Мы сердечно пожали друг другу руки. Мой приятель был доволен — он отвел душу и нашел единомышленника. Я же, в душе посылая этого прохвоста ко всем чертям собачьим, с чувством сказал:
— Сделаю все, что в моих силах. У меня на работе полно хорошеньких женщин.
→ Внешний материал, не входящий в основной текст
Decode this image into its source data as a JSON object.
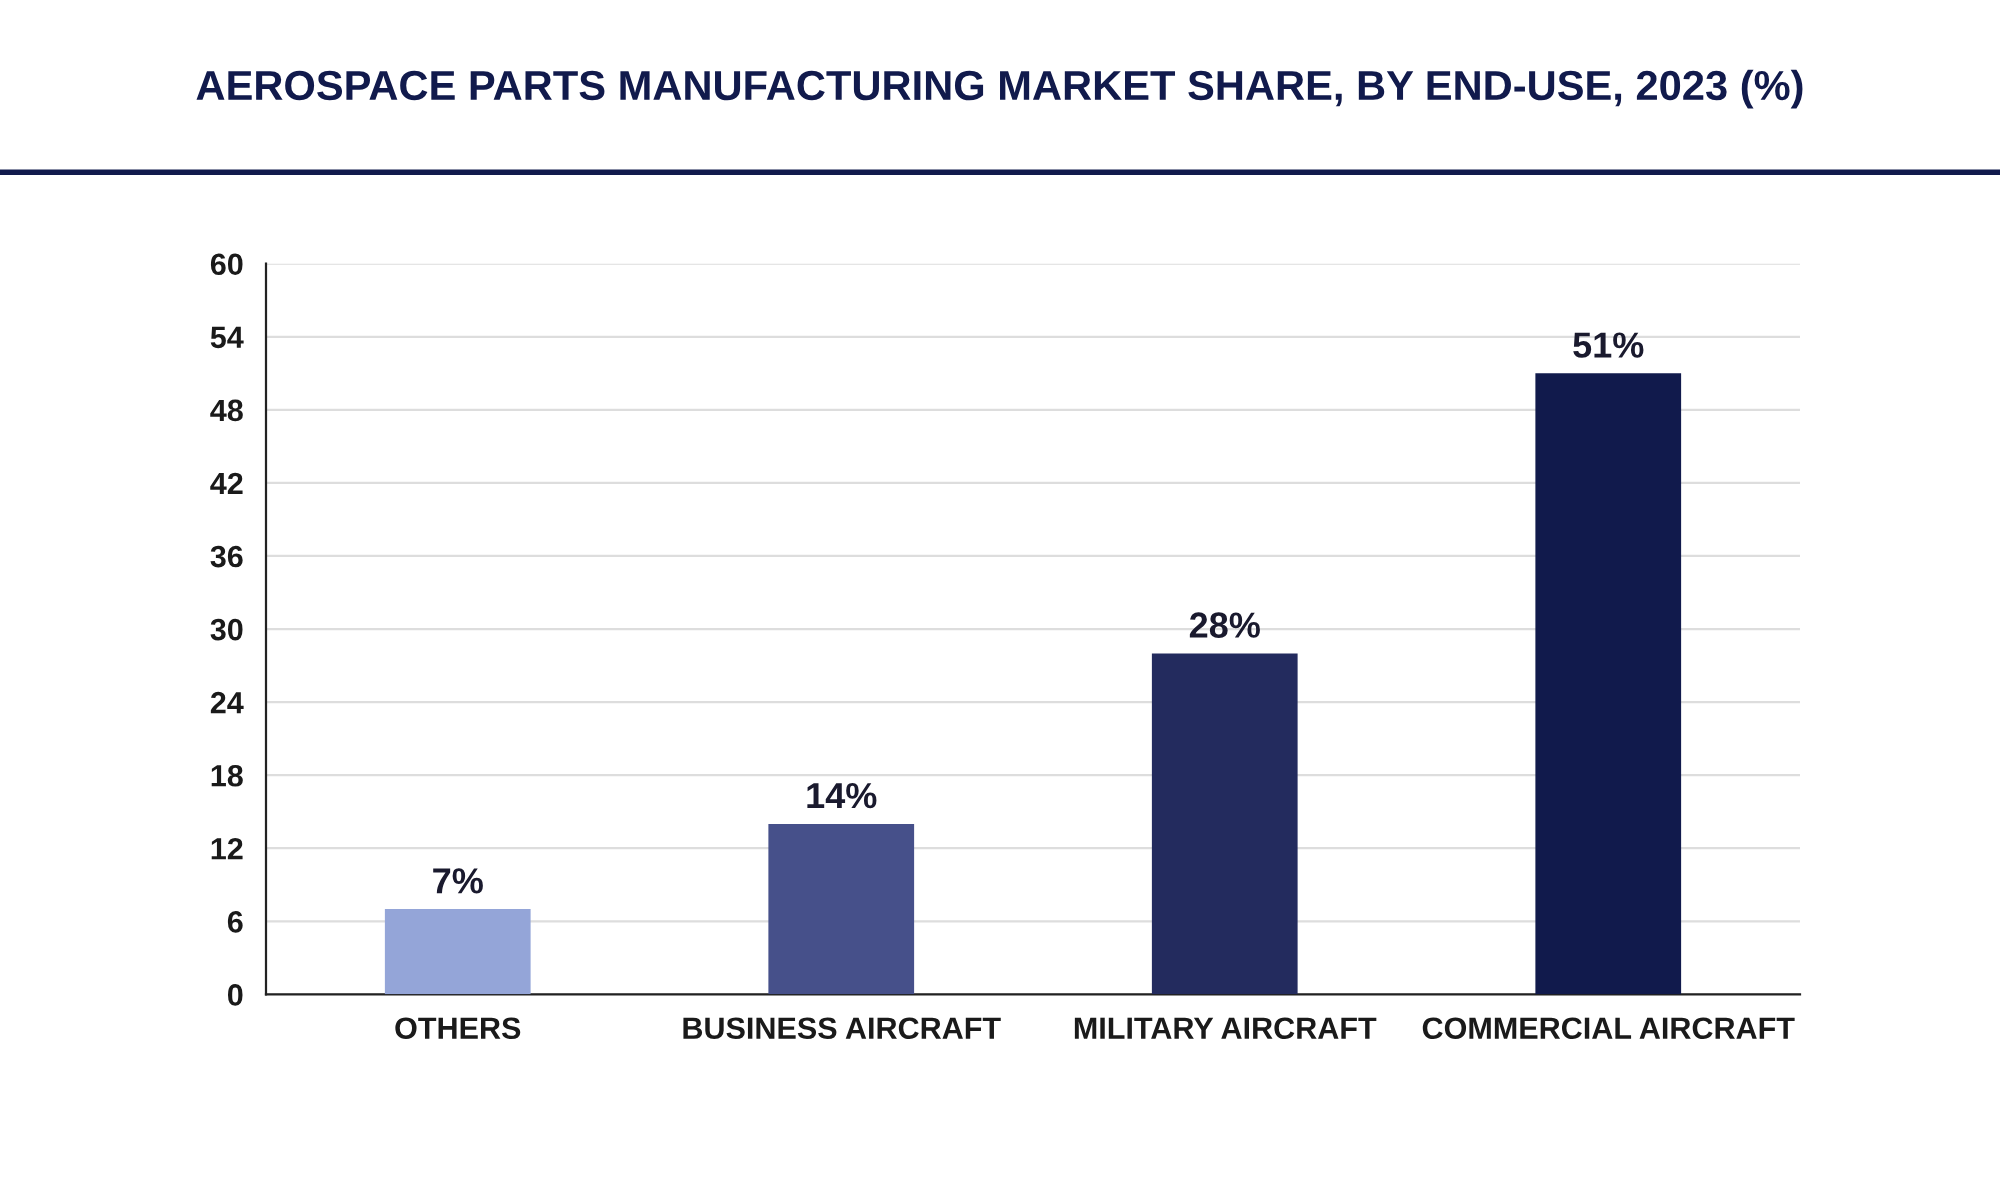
{
  "chart_data": {
    "type": "bar",
    "title": "AEROSPACE PARTS MANUFACTURING MARKET SHARE, BY END-USE, 2023 (%)",
    "categories": [
      "OTHERS",
      "BUSINESS AIRCRAFT",
      "MILITARY AIRCRAFT",
      "COMMERCIAL AIRCRAFT"
    ],
    "values": [
      7,
      14,
      28,
      51
    ],
    "colors": [
      "#94a5d8",
      "#46508a",
      "#232b5e",
      "#111a4c"
    ],
    "value_labels": [
      "7%",
      "14%",
      "28%",
      "51%"
    ],
    "ylim": [
      0,
      60
    ],
    "yticks": [
      0,
      6,
      12,
      18,
      24,
      30,
      36,
      42,
      48,
      54,
      60
    ],
    "grid": "y"
  }
}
Звони. Не забывай.
Теперь вот уже месяц я вздрагиваю при каждом телефонном звонке, опасливо поднимаю трубку, словно это готовая взорваться граната. И если звонит не он, мой школьный товарищ, я улыбаюсь и радуюсь жизни вплоть до следующего звонка. А если же в трубке звучит его въедливый голос, я бледнею, поспешно достаю таблетку валидола и радостно восклицаю: «Здравствуй, дружище! Счастлив слышать тебя, родной мой!..»
ЮБИЛЕЙ
На банкете в честь юбилея композитора Альфреда Ползункова крепко обидели певца Николая Овечина. Его посадили на самый конец длинного стола, дальше всех от юбиляра. Рядом с ним оказался поэт Василий Пустышкин — высокий, сутулый, с пышной гривой полуседых волос. Ему-то после второй стопки и стал изливать свои обиды Овечин. Он бросал мрачные, полные презрения взгляды в сторону юбиляра.
— Я популярный певец, а меня, как какого-то, извольте видеть, прихлебателя, посадили у самой двери. Нет, я здесь не останусь. Выпью еще пару стопок, закушу и уйду. Плевать я на них хотел.
— Меня тоже здесь посадили, — флегматично сказал поэт. — Что поделаешь, во все века это место истинного таланта. И за то спасибо. А ведь если вдуматься, что он без меня и тебя? Ноль! Подумаешь…
— Черта с два я им буду сегодня петь, — решительно сказал Овечин. Он широко открыл рот, засунул туда целиком бутерброд с красной икрой и стал размашисто двигать челюстями.
— Вот и правильно, — поддержал Пустышкин. — Не пой. Много чести. Послушай, что тут о нем плетут. Уши вянут — любимый, прекрасный… Это он-то! Пошляк! Вся его популярность гроша ломаного не стоит.